Sur la fin de leur carrière, les grands artistes ont tendance à systématiser leurs recettes et à les porter à un degré élevé de perfection. Mais leurs vices et leurs négligences se font également plus manifestes, ce qui permet au lecteur de percevoir les reliefs et les creux du génie du créateur.

Quand « Achille Talon contre Docteur Chacal et Mister Bide » paraît, il reste trois ans à vivre à son auteur. Et les qualités de cet épisode semblent bien répondre au postulat énoncé ci-dessus. D’abord, l’amuse-gueule humoristique : en prélude à l’exposé de l’intrigue principale, Greg avait coutume, même dans des séries « sérieuses », d’appâter le lecteur par une ouverture de comédie ou de farce, mais qui respectait les codes dominants de la série. Ici (et ce n’est pas la seule fois dans « Achille Talon »), c’est par l’arrivée du facteur qu’Achille et Lefuneste vont être tirés du train-train de leurs horions quotidiens, et lancés dans une aventure improbable. Lequel facteur (Honoré Sépissé, déjà connu) a le verbe raffiné et sarcastique, en mesure de répondre aux insinuations de Lefuneste sur l’étrangeté d’un service des Postes qui ne soit pas en grève...
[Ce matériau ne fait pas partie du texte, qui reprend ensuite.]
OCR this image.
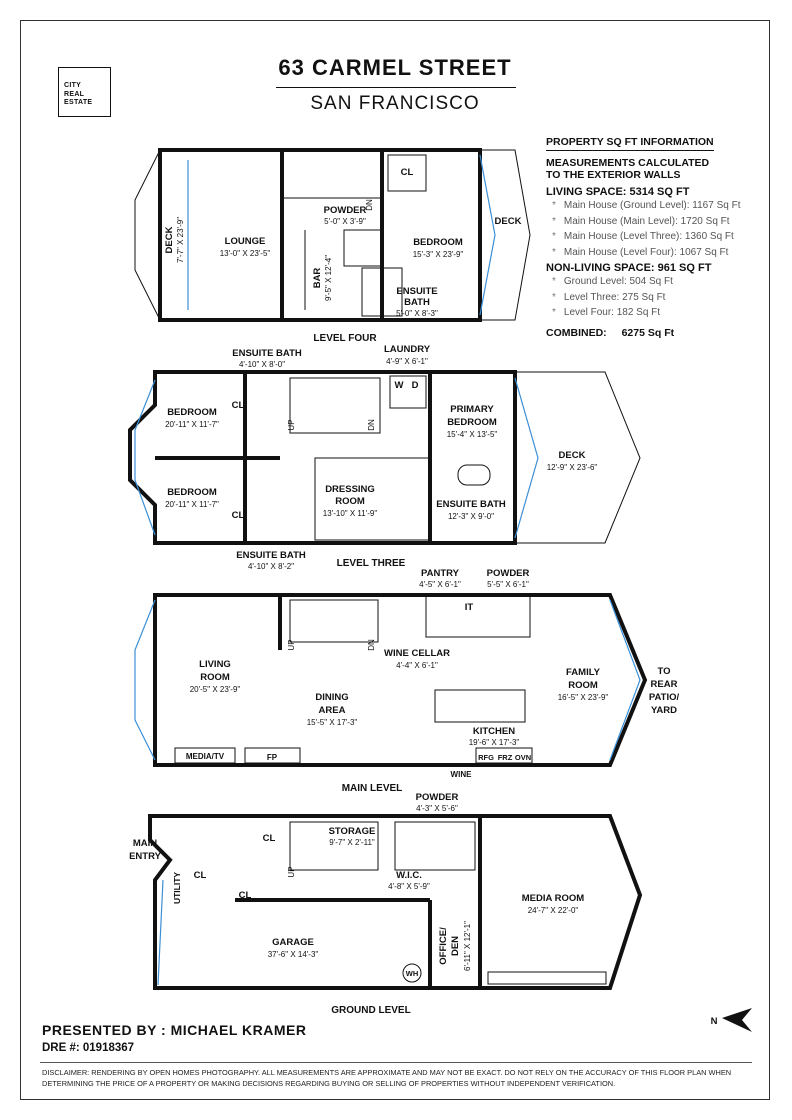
CITY
REAL
ESTATE
63 CARMEL STREET
SAN FRANCISCO
PROPERTY SQ FT INFORMATION
MEASUREMENTS CALCULATED
TO THE EXTERIOR WALLS
LIVING SPACE: 5314 SQ FT
* Main House (Ground Level): 1167 Sq Ft
* Main House (Main Level): 1720 Sq Ft
* Main House (Level Three): 1360 Sq Ft
* Main House (Level Four): 1067 Sq Ft
NON-LIVING SPACE: 961 SQ FT
* Ground Level: 504 Sq Ft
* Level Three: 275 Sq Ft
* Level Four: 182 Sq Ft
COMBINED: 6275 Sq Ft
DECK 7'-7" X 23'-9"	LOUNGE
13'-0" X 23'-5"
BAR 9'-5" X 12'-4"
POWDER
5'-0" X 3'-9"
CL
DN
BEDROOM
15'-3" X 23'-9"
ENSUITE
BATH
5'-0" X 8'-3"
DECK
LEVEL FOUR
ENSUITE BATH
4'-10" X 8'-0"
LAUNDRY
4'-9" X 6'-1"
W D
BEDROOM
20'-11" X 11'-7"
BEDROOM
20'-11" X 11'-7"
CL
CL
UP	DN
PRIMARY
BEDROOM
15'-4" X 13'-5"
DRESSING
ROOM
13'-10" X 11'-9"
ENSUITE BATH
12'-3" X 9'-0"
DECK
12'-9" X 23'-6"
ENSUITE BATH
4'-10" X 8'-2"	LEVEL THREE
PANTRY
4'-5" X 6'-1"
POWDER
5'-5" X 6'-1"
IT
LIVING
ROOM
20'-5" X 23'-9"
UP	DN
WINE CELLAR
4'-4" X 6'-1"
FAMILY
ROOM
16'-5" X 23'-9"
TO
REAR
PATIO/
YARD
DINING
AREA
15'-5" X 17'-3"
KITCHEN
19'-6" X 17'-3"
MEDIA/TV	FP	RFG FRZ OVN
WINE
MAIN LEVEL
MAIN
ENTRY
UTILITY CL
CL
CL
UP
STORAGE
9'-7" X 2'-11"
POWDER
4'-3" X 5'-6"
W.I.C.
4'-8" X 5'-9"
MEDIA ROOM
24'-7" X 22'-0"
GARAGE
37'-6" X 14'-3"	OFFICE/ DEN 6'-11" X 12'-1"
WH
GROUND LEVEL
N
PRESENTED BY : MICHAEL KRAMER
DRE #: 01918367
DISCLAIMER: RENDERING BY OPEN HOMES PHOTOGRAPHY. ALL MEASUREMENTS ARE APPROXIMATE AND MAY NOT BE EXACT. DO NOT RELY ON THE ACCURACY OF THIS FLOOR PLAN WHEN DETERMINING THE PRICE OF A PROPERTY OR MAKING DECISIONS REGARDING BUYING OR SELLING OF PROPERTIES WITHOUT INDEPENDENT VERIFICATION.
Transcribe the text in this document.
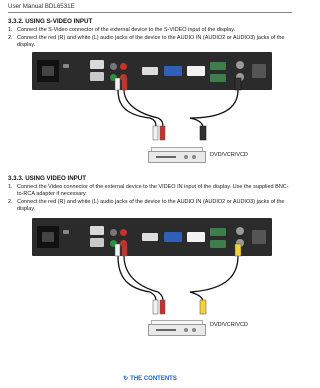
User Manual BDL6531E
3.3.2. USING S-VIDEO INPUT
1. Connect the S-Video connector of the external device to the S-VIDEO input of the display.
2. Connect the red (R) and white (L) audio jacks of the device to the AUDIO IN (AUDIO2 or AUDIO3) jacks of the display.
DVD/VCR/VCD
3.3.3. USING VIDEO INPUT
1. Connect the Video connector of the external device to the VIDEO IN input of the display. Use the supplied BNC-to-RCA adapter if necessary.
2. Connect the red (R) and white (L) audio jacks of the device to the AUDIO IN (AUDIO2 or AUDIO3) jacks of the display.
DVD/VCR/VCD
↻ THE CONTENTS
Et là, deuxième tropisme de Greg : il faut deux planches de gags où dominent les contrastes émotionnels avant que l’on en arrive à entrer dans l’action.

Le fond de l’histoire repose sur l’exagération et le choc (choc, toujours le dynamisme gréguien) entre éléments antagonistes / complémentaires dont l’affrontement débouche soit sur des gags, soit sur une complexification de l’action, soit sur un conflit qui se résout assez souvent en dérapant vers un troisième terme.

Antagonismes ?
• Docteur Chacal – laid et méchant – et Mister Bide – mignon et sociable. On aura deviné qu’il s’agit d’une seule et même personne qui se métamorphose.
• La masure délabrée de Chacal, sur laquelle il pleut toujours, et la maisonnette pimpante de Bide, sur fond de ciel resplendissant. On remarque la contamination quasi mystique-poétique entre le caractère des deux personnages et les lieux qu’ils habitent.
• Les journaux qu’ils lisent et les idéologies que défendent ces journaux (planche 19).
• Dualité entre les deux « talents » de Chacal-Bide : celui de se métamorphoser physiquement, celui de détraquer le temps ; planches 37 à 45, ces deux « talents » vont entrer en contradiction dans la séquence d’action, assez délirante, qui constitue le finale.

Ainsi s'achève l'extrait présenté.